The law will allow airlines to deploy these aircraft on domestic routes, and is aimed at “preserving the foreign airplane fleet with Russian operators for purposes of smooth operation of civil aircraft as part of anti-sanction measures”. It was passed after Ireland and Bermuda, where nearly all foreign-leased planes operating in Russia are registered, said they were suspending certificates of airworthiness for those aircraft. According to data analysis specialists Cirium, this suggests “limited if any opportunity for western lessors to re-possess the remainder of the close to 500 western built aircraft (total value likely to be significantly >$10bn), still with those airlines.”

ABS worries

As a result of the difficulties, Fitch Ratings has placed 27 classes of aircraft asset-backed securitization (ABS) transactions on Rating Watch Negative (RWN) driven primarily by the presence of collateral assets in Russia and Ukraine, the impact of military actions and sanctions, and the uncertainty of enforcement and recovery timing. In total, Fitch reviewed 40 tranches across 14 transactions; two classes remain on RWN and a further 11 have ratings below ‘CCCsf’ and thus do not warrant RWN.

The affected transactions have 5% or more exposure in Russia and/or Ukraine as of the most recent servicer reports; however, the credit ratings agency notes several lessors have been in the process of reducing this exposure over the recent weeks.

Explaining the grading, Fitch said expectations for re-leasing and sales are diminishing due to challenges lessors will face when repossessing, remarketing and selling aircraft. Finally, there is heightened risk of aircrafts being lost and written off with uncertainties surrounding insurance coverage and claims paying process.

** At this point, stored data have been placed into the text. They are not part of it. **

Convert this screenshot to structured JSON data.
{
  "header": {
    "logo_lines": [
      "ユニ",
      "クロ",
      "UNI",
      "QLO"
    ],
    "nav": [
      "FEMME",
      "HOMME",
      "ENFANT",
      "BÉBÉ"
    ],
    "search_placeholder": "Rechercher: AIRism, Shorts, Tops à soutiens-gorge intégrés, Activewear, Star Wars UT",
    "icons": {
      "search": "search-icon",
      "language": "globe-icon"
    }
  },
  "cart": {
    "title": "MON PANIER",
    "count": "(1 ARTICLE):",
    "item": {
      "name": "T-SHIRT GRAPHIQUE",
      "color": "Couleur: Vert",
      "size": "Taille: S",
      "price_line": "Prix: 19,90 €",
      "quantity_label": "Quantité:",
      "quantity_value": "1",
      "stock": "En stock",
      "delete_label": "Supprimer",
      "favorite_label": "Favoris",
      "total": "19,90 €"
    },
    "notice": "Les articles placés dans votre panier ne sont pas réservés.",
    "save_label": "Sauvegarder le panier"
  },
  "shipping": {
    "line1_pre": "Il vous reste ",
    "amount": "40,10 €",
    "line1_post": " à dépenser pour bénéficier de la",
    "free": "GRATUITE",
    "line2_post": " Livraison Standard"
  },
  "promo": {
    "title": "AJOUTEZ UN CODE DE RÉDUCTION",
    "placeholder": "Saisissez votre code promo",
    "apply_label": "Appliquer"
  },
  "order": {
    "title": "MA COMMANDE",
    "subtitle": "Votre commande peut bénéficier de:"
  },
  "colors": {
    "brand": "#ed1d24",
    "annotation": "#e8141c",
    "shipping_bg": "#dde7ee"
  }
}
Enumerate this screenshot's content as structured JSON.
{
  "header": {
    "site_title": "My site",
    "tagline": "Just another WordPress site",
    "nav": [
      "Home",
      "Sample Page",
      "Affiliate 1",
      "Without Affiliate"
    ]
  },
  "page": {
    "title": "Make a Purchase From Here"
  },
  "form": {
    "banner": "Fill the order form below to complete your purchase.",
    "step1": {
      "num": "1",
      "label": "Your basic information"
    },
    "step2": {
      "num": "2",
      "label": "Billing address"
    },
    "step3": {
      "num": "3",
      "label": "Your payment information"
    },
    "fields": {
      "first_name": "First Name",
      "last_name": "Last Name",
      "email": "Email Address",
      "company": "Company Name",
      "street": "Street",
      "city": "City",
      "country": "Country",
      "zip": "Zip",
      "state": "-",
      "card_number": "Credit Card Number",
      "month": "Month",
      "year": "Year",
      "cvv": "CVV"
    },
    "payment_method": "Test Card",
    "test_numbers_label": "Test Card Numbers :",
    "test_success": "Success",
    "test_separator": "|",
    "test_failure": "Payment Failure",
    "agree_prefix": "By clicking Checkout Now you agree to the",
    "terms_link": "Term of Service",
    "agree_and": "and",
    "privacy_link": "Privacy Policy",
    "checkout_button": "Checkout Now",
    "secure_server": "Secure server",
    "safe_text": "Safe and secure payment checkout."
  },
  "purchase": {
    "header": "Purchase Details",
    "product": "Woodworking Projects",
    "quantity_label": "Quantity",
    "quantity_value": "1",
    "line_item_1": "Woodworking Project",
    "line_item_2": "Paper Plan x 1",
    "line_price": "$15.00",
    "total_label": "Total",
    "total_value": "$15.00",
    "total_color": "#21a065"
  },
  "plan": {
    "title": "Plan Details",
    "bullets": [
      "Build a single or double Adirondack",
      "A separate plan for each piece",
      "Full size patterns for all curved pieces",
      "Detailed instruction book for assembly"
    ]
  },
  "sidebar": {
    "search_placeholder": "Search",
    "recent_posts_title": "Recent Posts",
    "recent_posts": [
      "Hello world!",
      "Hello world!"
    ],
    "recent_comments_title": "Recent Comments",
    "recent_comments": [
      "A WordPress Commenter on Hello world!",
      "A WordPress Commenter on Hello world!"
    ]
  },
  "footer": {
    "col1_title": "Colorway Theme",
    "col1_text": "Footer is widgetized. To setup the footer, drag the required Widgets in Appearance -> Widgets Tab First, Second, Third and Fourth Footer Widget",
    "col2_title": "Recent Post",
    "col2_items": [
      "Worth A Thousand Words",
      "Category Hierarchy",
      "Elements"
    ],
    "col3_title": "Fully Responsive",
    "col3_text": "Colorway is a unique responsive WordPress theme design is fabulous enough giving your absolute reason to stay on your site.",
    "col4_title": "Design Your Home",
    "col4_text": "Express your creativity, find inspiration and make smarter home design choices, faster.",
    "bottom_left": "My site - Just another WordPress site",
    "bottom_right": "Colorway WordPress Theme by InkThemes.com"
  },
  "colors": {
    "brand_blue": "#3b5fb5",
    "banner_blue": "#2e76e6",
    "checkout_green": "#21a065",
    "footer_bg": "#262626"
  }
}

Rating pressure is more acute for these transactions due to their concentrations in the two countries and continued underperformance relative to Fitch’s Covid recovery expectations. The conflict is a credit negative for the overall aviation and airline sector, and a prolonged ban on conducting leasing in Russia and more widespread geopolitical risks in the region will further pressure ratings within this cohort.

A total of 37 assets impacted are on lease to either Russian and Ukraine airline lessees across the 14 transactions. There were 30 and seven Russian and Ukrainian leased assets, respectively. Three transactions had lessee concentrations in both countries.